US Airways (NYSE:LCC) and AMR Corp.’s (AAMRQ.PK) American Airlines look set for the next step in their $11 billion merger.
The deal will reportedly receive European Commission approval, after the two airlines agreed to give up slots at Philadelphia and Heathrow airports in response to concerns about competition along the transatlantic route, sources told Reuters on Monday. One person was quoted as saying, “The deal is set to be approved.” An official ruling is expected by August 6.
Regulators in the U.S. are also reviewing the merger, which would create the largest airline in the world, and bring American Airlines out of Chapter 11 bankruptcy protection. The potential go-ahead from the European Union is positive news for both airlines, which have faced intense scrutiny since news of the deal broke in mid-February.
The deal has also attracted a fair share of antitrust overseers, including 19 U.S. attorneys general, the Transportation Department, and the Government Accountability Office.
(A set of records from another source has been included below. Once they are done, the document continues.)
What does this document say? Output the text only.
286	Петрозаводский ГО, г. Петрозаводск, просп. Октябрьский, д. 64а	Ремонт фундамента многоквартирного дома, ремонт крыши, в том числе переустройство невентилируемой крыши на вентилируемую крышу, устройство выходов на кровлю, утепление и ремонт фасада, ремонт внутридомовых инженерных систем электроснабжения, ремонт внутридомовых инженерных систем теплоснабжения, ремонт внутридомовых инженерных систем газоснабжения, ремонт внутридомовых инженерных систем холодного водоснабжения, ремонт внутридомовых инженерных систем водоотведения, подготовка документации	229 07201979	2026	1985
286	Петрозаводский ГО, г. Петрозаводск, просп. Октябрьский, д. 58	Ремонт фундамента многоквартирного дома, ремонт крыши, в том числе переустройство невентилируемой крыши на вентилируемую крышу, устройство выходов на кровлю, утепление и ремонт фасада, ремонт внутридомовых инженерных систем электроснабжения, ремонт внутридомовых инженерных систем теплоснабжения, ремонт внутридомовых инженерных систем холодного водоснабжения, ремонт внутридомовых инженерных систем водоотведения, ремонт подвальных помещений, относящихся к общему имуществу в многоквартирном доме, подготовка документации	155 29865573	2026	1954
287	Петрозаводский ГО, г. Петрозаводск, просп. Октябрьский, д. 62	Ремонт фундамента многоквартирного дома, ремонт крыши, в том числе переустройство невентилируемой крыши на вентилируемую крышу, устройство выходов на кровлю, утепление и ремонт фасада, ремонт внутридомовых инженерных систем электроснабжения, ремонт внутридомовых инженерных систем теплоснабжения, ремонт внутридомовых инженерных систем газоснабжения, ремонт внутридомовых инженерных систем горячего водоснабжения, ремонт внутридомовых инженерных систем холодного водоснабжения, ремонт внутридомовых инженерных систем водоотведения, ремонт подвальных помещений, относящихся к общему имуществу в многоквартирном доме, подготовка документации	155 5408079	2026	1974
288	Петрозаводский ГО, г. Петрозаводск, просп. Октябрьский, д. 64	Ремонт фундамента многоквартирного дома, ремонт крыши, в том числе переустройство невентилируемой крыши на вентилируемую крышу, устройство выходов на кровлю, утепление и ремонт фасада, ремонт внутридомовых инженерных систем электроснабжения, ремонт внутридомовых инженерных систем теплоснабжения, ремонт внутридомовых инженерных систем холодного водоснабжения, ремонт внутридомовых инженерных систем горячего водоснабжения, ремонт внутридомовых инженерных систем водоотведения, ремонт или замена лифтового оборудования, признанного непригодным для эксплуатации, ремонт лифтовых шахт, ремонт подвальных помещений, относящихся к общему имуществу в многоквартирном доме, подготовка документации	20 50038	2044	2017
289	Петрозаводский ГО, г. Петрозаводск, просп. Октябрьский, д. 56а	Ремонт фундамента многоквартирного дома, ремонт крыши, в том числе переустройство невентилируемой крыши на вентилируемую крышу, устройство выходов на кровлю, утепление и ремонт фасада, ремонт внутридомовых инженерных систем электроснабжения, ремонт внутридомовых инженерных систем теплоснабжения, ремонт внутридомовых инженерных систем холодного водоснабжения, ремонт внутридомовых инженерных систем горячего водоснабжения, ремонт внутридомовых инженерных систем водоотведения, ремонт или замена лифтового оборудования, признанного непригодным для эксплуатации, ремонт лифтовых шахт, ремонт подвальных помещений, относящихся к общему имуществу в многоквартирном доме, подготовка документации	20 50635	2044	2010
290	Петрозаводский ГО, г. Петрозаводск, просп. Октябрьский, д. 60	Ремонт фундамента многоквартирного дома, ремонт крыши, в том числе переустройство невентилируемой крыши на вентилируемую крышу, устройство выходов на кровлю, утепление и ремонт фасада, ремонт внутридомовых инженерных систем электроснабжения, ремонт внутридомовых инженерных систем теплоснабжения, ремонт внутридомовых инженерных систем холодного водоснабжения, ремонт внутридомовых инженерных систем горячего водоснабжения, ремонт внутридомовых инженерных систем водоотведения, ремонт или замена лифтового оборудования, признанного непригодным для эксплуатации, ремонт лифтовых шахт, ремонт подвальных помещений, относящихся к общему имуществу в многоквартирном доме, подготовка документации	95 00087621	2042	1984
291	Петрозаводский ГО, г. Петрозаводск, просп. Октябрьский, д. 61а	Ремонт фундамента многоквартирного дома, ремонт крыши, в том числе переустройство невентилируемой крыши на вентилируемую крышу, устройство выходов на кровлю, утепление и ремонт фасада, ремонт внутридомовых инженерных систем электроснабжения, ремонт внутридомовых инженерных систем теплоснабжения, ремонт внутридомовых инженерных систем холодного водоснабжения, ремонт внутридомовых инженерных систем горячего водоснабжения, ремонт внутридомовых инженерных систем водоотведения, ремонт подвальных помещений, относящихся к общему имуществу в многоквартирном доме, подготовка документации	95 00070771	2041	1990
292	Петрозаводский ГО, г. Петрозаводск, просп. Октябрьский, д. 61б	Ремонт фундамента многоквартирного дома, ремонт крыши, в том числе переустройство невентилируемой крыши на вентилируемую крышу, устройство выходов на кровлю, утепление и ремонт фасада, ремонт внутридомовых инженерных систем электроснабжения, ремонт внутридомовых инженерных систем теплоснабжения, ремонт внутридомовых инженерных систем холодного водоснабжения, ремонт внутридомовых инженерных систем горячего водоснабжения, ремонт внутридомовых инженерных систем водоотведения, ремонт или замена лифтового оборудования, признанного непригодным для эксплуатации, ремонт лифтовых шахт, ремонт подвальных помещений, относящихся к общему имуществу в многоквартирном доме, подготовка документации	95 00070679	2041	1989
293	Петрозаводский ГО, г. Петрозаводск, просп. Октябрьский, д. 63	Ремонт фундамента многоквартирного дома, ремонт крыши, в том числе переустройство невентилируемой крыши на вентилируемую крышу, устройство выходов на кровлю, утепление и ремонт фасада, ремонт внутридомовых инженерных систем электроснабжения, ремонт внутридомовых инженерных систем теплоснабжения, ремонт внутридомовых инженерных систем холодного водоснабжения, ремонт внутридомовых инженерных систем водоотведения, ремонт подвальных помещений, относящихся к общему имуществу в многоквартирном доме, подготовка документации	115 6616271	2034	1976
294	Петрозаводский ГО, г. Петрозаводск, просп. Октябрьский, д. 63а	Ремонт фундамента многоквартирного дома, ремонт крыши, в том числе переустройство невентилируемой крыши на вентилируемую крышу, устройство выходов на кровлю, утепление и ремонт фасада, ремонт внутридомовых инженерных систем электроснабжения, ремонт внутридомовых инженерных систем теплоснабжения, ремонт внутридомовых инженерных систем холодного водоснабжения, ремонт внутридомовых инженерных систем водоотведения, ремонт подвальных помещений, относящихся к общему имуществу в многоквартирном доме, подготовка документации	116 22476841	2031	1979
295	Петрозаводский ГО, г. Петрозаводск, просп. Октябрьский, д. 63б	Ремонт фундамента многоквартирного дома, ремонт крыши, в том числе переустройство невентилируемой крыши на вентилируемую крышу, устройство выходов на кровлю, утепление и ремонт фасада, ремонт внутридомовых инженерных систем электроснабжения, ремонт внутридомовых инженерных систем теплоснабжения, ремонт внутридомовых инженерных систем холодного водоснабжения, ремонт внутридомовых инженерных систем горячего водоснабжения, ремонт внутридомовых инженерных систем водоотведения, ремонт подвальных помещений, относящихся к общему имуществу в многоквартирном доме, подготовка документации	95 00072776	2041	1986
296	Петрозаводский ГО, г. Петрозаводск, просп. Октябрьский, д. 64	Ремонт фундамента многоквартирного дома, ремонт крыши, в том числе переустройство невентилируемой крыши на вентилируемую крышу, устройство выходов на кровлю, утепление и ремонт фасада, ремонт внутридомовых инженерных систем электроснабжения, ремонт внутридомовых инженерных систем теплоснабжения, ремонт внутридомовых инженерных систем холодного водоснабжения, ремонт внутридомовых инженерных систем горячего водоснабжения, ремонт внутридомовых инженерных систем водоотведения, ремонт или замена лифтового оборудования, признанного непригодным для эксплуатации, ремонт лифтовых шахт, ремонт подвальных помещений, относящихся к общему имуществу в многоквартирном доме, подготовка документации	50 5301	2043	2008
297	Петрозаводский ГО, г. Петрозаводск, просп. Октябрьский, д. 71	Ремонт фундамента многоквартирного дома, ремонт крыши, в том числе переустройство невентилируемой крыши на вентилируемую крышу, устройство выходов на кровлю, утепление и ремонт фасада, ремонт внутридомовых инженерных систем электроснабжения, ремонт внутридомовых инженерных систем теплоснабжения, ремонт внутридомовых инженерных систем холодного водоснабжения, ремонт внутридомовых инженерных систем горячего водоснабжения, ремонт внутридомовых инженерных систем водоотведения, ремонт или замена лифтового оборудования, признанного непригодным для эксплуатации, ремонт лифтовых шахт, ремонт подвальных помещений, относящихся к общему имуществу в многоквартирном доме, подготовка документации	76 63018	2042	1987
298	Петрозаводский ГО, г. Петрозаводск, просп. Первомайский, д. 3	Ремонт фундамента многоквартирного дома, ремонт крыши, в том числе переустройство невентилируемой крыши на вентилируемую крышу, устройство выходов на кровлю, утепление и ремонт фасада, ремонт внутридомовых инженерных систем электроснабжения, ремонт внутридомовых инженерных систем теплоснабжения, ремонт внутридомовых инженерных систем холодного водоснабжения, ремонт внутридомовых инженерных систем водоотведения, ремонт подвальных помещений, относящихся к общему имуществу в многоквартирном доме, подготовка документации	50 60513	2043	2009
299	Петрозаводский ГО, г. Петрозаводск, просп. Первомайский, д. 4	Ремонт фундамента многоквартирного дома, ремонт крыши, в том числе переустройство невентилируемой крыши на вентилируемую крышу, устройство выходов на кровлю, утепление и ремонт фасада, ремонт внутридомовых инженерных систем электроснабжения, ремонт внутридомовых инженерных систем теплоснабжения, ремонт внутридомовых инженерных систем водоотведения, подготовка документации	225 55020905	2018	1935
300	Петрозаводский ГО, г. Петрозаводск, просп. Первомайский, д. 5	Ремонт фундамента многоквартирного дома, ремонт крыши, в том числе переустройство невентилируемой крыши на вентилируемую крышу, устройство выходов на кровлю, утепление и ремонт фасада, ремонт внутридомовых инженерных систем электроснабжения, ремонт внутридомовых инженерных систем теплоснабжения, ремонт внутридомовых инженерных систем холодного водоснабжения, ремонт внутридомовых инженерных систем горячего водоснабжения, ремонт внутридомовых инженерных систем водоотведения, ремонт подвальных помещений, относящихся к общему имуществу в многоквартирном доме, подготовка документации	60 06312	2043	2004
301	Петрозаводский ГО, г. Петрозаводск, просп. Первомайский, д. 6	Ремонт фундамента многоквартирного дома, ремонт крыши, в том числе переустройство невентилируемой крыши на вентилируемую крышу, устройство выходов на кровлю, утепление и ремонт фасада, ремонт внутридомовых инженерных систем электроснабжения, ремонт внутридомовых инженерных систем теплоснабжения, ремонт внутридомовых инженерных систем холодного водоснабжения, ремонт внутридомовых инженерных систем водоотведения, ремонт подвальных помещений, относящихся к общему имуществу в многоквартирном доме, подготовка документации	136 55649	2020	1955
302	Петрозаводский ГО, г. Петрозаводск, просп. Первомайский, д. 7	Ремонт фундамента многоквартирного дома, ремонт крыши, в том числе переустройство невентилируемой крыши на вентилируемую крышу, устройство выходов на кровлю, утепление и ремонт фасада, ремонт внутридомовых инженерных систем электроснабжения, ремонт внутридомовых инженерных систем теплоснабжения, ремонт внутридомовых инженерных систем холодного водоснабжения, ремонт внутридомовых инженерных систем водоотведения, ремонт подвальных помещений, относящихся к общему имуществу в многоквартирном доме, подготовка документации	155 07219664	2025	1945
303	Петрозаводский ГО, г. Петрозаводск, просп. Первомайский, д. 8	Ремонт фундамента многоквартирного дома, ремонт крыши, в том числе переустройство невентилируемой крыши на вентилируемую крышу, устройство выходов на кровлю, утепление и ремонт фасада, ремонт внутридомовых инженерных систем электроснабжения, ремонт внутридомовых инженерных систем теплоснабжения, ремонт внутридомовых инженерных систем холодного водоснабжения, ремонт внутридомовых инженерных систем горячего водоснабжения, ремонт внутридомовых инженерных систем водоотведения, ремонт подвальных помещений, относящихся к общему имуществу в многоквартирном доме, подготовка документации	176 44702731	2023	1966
The Justice Department must approve the merger before it moves forward.
If approved, the tie-up will be the fourth significant merger involving U.S. carriers in six years — following Southwest Airlines’s (NYSE:LUV) move to buy AirTran Airways in 2011, Continental Airlines and United Airlines’s deal to become United Continental Holdings (NYSE:UAL) in 2010, and Delta Air Lines’s (NYSE:DAL) acquisition of Northwest Airlines in 2008.